Le due storie si intrecciano tra di loro a capitoli alterni, fino a quando Patrik tocca il fondo e trova il punto di svolta, partendo per il Brasile e svelando la relazione tra due mondi così diversi e così distanti.

Il display rosso della radiosveglia pulsa nei suoi occhi, segue il ritmo del suo cuore in quello nero della notte, gli occhi sbarrati come finestre di una prigione. Sfiora l’interruttore, l’abat-jour illumina la stanza senza pietà.

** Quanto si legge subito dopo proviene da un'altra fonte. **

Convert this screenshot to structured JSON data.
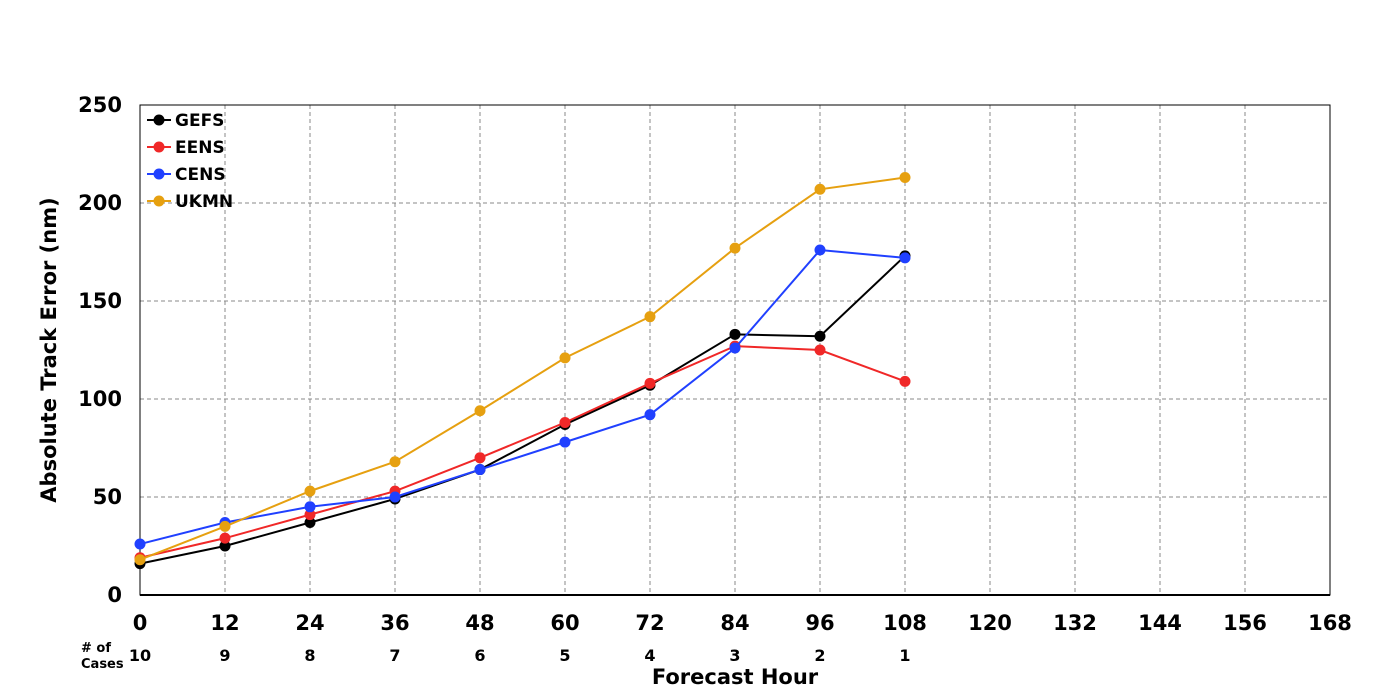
{
  "chart_data": {
    "type": "line",
    "xlabel": "Forecast Hour",
    "ylabel": "Absolute Track Error (nm)",
    "xlim": [
      0,
      168
    ],
    "ylim": [
      0,
      250
    ],
    "x_ticks": [
      0,
      12,
      24,
      36,
      48,
      60,
      72,
      84,
      96,
      108,
      120,
      132,
      144,
      156,
      168
    ],
    "y_ticks": [
      0,
      50,
      100,
      150,
      200,
      250
    ],
    "grid": true,
    "legend_position": "top-left",
    "cases_title_line1": "# of",
    "cases_title_line2": "Cases",
    "cases": [
      {
        "x": 0,
        "n": "10"
      },
      {
        "x": 12,
        "n": "9"
      },
      {
        "x": 24,
        "n": "8"
      },
      {
        "x": 36,
        "n": "7"
      },
      {
        "x": 48,
        "n": "6"
      },
      {
        "x": 60,
        "n": "5"
      },
      {
        "x": 72,
        "n": "4"
      },
      {
        "x": 84,
        "n": "3"
      },
      {
        "x": 96,
        "n": "2"
      },
      {
        "x": 108,
        "n": "1"
      }
    ],
    "x": [
      0,
      12,
      24,
      36,
      48,
      60,
      72,
      84,
      96,
      108
    ],
    "series": [
      {
        "name": "GEFS",
        "color": "#000000",
        "values": [
          16,
          25,
          37,
          49,
          64,
          87,
          107,
          133,
          132,
          173
        ]
      },
      {
        "name": "EENS",
        "color": "#f02828",
        "values": [
          19,
          29,
          41,
          53,
          70,
          88,
          108,
          127,
          125,
          109
        ]
      },
      {
        "name": "CENS",
        "color": "#2040ff",
        "values": [
          26,
          37,
          45,
          50,
          64,
          78,
          92,
          126,
          176,
          172
        ]
      },
      {
        "name": "UKMN",
        "color": "#e6a010",
        "values": [
          18,
          35,
          53,
          68,
          94,
          121,
          142,
          177,
          207,
          213
        ]
      }
    ]
  }
}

Da quando Heidi se n’è andata, ancora non si è abituato alla vastità del letto. 01:01. Vede spazio vuoto dappertutto, sul comodino il fermaglio per capelli che non c’è più, i maglioni nei primi due cassetti di cui è rimasto solo l’odore di lavanda, nel bagno lo spettro del ripiano di marmo nudo, svuotato, sventrato di tutti gli accessori – trucchi spazzole profumi – che le appartenevano. Si alza, cammina come un sonnambulo lungo la stanza, scende le scale, entra in soggiorno, va in cucina. Apre il frigorifero: ci sono una scatoletta di tonno e una bottiglia di vodka. È aperta ma quasi piena, ne tira un sorso. Appiccica la fronte alla ragnatela di ghiaccio sulla portafinestra. Potesse arpionare quella sfera bianca e gettarla nel mare, quella maledettissima luna che non lo fa dormire. Il sapore della vodka ha un che di rivalsa sul mondo. Non ha nulla da fare, nulla da perdere, nulla da guadagnare. Si attacca alla bottiglia: Heidi vestita o nuda davanti allo specchio, mentre fa l’amore o ride o piange, sono un carosello di fantasmi che vorticano davanti ai suoi occhi; beve barcolla parla ad alta voce, grida. La vorrebbe. Nonostante tutto il carico di male che gli ha rovesciato addosso, la cattiveria, la fila di uomini che si è portata a letto, la vorrebbe indietro come merce difettosa; il vuoto che ha lasciato ora è la cosa peggiore di tutti, un male insostenibile, è come morire e sentire ancora la sofferenza, un ergastolo, un’operazione a cuore aperto; beve e non c’è consolazione, solo una piccola anestesia per un dolore senza fine, beve e svuota tutta la bottiglia, la getta contro la parete di pietra del camino mandandola in frantumi, cade sul pavimento e si addormenta.

Come è nata l’idea di questo libro?
L’idea è nata dai personaggi: Maia e Heidi, che a loro volta prendono spunto da due persone che, per motivi diversi, mi hanno influenzato per via della loro diversità culturale e caratteriale. Sono rispettivamente una ragazza brasiliana e una finlandese.
Quanto è stato difficile portarlo a termine?
Molto. Ho prima impiegato molto tempo per effettuare ricerche e approfondimenti sulla religione Candomblé, e su usi e costumi del Brasile degli anni ’70 e della Finlandia attuale. Poi ho cominciato a scrivere la trama; infine, ho rielaborato l’intreccio.
Quali sono i tuoi autori di riferimento?
Dalla Allende, a Kundera, passando per i primi di De Carlo, Scerbanenco, Mac Ewan.
Dove vivi e dove hai vissuto in passato?
Vivo a Barcellona. Ho vissuto nove anni a Dublino e sono originario di Milano. Vivere all’estero influisce molto sul mio modo di scrivere.
Dal punto di vista letterario, quali sono i tuoi progetti per il futuro?
Ho appena finito un romanzo di racconti: protagonista una ragazza italiana che lascia il suo Paese per avventurarsi in Europa. Ogni capitolo è ambientato in una città europea ed è scritto da un punto di vista diverso e stile narrativo particolare. A breve vorrei iniziare il sequel di L’una di Ferragosto.